Abstract

Tideglusib®, a GSK-3 inhibitor, was initially tested for the treatment of Alzheimer’s disease. However, a recent report has suggested its potential off-label use for the treatment of dental cavities. Even if this effect is not yet confirmed, this off-label use can have significant public/dental health consequences, mainly because of the large number of patients with cavities. The purpose of this mini-review is to perform an ethical analysis of the use of Tideglusib in dentistry. The ethical analysis identified three main areas in which ethical breaches could be significant: 1) respect for the autonomy of the patient, 2) issues raised by horizontal shifts in the translational research process, and 3) the conflict between dental beneficence and general non-maleficence. In conclusion, the use of Tideglusib in dentistry should respect the same strict ethical and regulatory criteria from clinical medicine. A translation of the potential risks should be done only after large-scale, phase-III/IV clinical trials, explicitly designed to test the usefulness of this drug in dental medicine.

Highlights

  • Serine/threonine kinase glycogen synthase kinase-3 (GSK-3) is an essential human kinase, which is able to interact with more than 100 known substrates (Beurel et al, 2015) [see Figure 1 detailing the mechanisms of activation/inhibition (Llorens-Marítin et al, 2014)]
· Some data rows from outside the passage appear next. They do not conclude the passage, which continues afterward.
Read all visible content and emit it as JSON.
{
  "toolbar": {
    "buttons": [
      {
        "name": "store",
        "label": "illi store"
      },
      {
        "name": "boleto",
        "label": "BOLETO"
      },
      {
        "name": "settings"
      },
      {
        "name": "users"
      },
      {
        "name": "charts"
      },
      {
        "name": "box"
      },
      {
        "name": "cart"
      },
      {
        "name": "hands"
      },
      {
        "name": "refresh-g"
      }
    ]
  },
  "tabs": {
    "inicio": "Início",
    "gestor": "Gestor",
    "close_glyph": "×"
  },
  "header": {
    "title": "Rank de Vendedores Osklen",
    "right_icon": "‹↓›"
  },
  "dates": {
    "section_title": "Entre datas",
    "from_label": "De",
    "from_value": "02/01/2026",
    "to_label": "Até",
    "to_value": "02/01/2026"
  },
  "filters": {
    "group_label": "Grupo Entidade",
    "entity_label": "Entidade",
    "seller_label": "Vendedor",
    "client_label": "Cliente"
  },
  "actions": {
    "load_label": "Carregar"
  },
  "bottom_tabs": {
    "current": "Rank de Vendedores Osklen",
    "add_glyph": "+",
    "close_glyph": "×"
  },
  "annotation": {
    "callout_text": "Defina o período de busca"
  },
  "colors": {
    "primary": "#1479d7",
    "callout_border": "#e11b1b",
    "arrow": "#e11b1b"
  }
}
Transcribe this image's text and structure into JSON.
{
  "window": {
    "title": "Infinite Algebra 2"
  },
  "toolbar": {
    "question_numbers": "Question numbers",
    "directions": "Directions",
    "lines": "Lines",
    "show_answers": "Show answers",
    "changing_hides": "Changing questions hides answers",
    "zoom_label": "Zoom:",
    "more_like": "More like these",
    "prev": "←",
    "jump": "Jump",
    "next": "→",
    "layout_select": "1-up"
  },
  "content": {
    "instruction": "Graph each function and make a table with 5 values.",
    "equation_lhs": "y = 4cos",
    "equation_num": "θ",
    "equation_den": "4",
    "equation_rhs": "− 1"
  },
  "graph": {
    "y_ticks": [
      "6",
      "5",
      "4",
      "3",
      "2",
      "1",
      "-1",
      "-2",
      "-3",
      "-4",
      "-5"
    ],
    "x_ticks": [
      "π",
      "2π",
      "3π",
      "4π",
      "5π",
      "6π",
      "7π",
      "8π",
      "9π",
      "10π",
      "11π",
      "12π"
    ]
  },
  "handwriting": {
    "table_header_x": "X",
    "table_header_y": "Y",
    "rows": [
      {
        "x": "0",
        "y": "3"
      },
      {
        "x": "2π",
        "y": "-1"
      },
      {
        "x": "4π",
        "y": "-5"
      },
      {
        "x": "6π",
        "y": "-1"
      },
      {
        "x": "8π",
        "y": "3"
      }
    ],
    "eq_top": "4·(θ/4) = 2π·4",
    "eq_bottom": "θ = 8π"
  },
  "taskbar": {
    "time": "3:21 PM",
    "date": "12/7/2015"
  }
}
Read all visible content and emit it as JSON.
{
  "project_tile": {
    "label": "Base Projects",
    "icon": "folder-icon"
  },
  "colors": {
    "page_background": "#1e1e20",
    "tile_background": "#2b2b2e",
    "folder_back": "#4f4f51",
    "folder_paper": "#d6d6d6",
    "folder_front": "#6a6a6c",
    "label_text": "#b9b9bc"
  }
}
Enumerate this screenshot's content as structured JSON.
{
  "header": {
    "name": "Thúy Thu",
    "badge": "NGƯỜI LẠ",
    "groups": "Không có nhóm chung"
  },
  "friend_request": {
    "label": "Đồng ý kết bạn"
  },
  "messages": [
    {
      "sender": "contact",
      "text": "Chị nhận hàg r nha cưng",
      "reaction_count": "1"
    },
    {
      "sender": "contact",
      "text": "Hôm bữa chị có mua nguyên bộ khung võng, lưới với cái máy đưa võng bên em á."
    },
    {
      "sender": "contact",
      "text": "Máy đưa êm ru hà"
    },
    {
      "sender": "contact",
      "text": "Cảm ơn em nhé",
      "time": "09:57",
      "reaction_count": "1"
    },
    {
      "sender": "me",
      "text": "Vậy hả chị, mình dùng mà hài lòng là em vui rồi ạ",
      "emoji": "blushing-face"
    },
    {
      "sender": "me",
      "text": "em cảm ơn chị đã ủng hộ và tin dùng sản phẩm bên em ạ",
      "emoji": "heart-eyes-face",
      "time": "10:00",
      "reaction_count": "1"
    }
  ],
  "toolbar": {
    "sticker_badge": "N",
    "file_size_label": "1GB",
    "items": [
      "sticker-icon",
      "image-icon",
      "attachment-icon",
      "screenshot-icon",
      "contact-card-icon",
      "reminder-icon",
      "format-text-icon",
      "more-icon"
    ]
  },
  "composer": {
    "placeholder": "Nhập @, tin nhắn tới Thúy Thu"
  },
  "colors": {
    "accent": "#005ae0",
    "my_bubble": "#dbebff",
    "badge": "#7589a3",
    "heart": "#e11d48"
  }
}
  • In a phase-IIa clinical trial, the treatment was discontinued in 35% of all the active subjects, mainly due to adverse reactions

  • Sato et al showed that GSK-3 inhibition through 6-bromoindirubin-3′-oxime activates the Wnt pathway, maintains an undifferentiated phenotype of embryonic stem cells, and retains the pluripotent state-specific transcription factors Rex-1, Oct-3/4, and Nanog (Sato et al, 2004)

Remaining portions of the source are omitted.